PAPUA – Menyikapi dua arus pendapat menyangkut penjadwalan ulang Muktamar ke-34 NU yang cenderung makin meruncing, PWNU Papua turut buka suara. Menyusul rencana Rapat Harian Syuriyah – Tanfidziyah pada Selasa (7/12) esok, mereka berharap PBNU segera menemukan kata mufakat terkait waktu pelaksanaan Muktamar.
“Yang terpenting dasar hukum rapat ini yang sesuai putusan Munas-Konbes ya. Bahwa jika waktu Muktamar berubah karena suatu kondisi, maka perubahan keputusannya diserahkan kepada PBNU. Saya kira kita semua harus mengacu pada itu,” kata Ketua PWNU Dr. H Toni Wanggai saat dihubungi, Sabtu siang, 4 Desember 2021.
Lebih lanjut anggota Majelis Rakyat Papua ini juga menyerukan agar penentuan waktu hajatan Muktamar selayaknya juga tidak mengabaikan even besar lainnya yaitu Natal dan Tahun Baru. Sebagai organisasi yang dikenal dengan sikap tasamuh dan toleransinya yang tinggi terhadap minoritas, menurutnya, sudah sepatutnya NU menghormati perayaan hari besar agama sahabat.
“Kami di Papua ini minoritas. Tapi kami punya tradisi ya, untuk menghormati Natal kami selalu hadir silaturrahmi, kami juga saling menjaga rumah ibadah,” urainya.
Toni meyakini, sejumlah pengurus NU di wilayah yang lain juga memiliki tradisi yang sama.
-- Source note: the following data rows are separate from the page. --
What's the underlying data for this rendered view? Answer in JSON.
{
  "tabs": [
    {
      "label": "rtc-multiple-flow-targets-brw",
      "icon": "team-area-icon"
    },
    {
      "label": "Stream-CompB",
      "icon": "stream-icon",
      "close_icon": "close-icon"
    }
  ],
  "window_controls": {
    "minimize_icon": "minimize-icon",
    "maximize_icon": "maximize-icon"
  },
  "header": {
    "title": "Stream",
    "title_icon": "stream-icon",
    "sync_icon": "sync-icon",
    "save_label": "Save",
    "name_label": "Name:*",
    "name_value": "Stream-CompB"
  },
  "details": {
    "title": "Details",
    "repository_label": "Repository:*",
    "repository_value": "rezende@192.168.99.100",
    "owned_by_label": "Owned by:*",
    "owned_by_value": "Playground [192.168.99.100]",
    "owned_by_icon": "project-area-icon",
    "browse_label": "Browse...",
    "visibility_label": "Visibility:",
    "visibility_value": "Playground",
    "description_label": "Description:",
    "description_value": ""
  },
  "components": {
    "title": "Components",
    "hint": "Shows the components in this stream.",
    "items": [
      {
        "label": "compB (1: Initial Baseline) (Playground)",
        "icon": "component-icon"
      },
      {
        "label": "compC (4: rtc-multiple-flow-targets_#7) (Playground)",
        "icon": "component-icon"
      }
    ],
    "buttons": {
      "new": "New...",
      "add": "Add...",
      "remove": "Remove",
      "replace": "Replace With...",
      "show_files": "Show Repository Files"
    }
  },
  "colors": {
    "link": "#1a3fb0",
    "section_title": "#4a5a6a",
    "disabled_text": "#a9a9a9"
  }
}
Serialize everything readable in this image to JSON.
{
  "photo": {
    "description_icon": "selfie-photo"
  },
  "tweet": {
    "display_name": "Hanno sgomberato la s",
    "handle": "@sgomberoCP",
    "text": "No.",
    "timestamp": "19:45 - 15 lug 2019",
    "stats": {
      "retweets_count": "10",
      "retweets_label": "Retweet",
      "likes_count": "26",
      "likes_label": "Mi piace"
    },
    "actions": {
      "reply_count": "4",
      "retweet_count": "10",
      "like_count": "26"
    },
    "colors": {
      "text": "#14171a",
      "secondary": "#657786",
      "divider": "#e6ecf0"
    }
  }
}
Tradisi menjaga rumah ibadah agama sahabat, tradisi anjangsana, termasuk bagaimana menjaga kenyamanan dan keamanan mereka ketika melaksanakan puncak malam kudus, sudah sejak lama menjadi bagian dari ekspresi sikap toleran sesama anak bangsa.
Lebih kanjut, melihat tren gelombang ketiga Covid-19 dengan varian baru Omicron yang mulai dikonfirmasi penyebarannya di sejumlah negara, Toni berpendapat, penundaan Muktamar ke-34 NU sampai awal tahun 2022 jauh lebih aman dan maslahat.
“Sampai awal Januari 2022 nanti kita dan dunia kan menghadapi tren gelombang ketiga. Sahabat kita Nasrani yang punya even besar aja taat PPKM kok masak kita enggak,” tandasnya.
Sebagai kader NU yang terbiasa hidup ditengah-tengah perbedaan, Toni berharap Muktamar ke-34 NU nanti juga bisa dihadiri oleh sahabat-sahabat dari tokoh perwakilan lintas agama. Ini menurutnya penting untuk meneguhkan jati diri NU sebagai ormas terbesar yang bisa diteladani dalam hal moderasi dan toleransi bergama.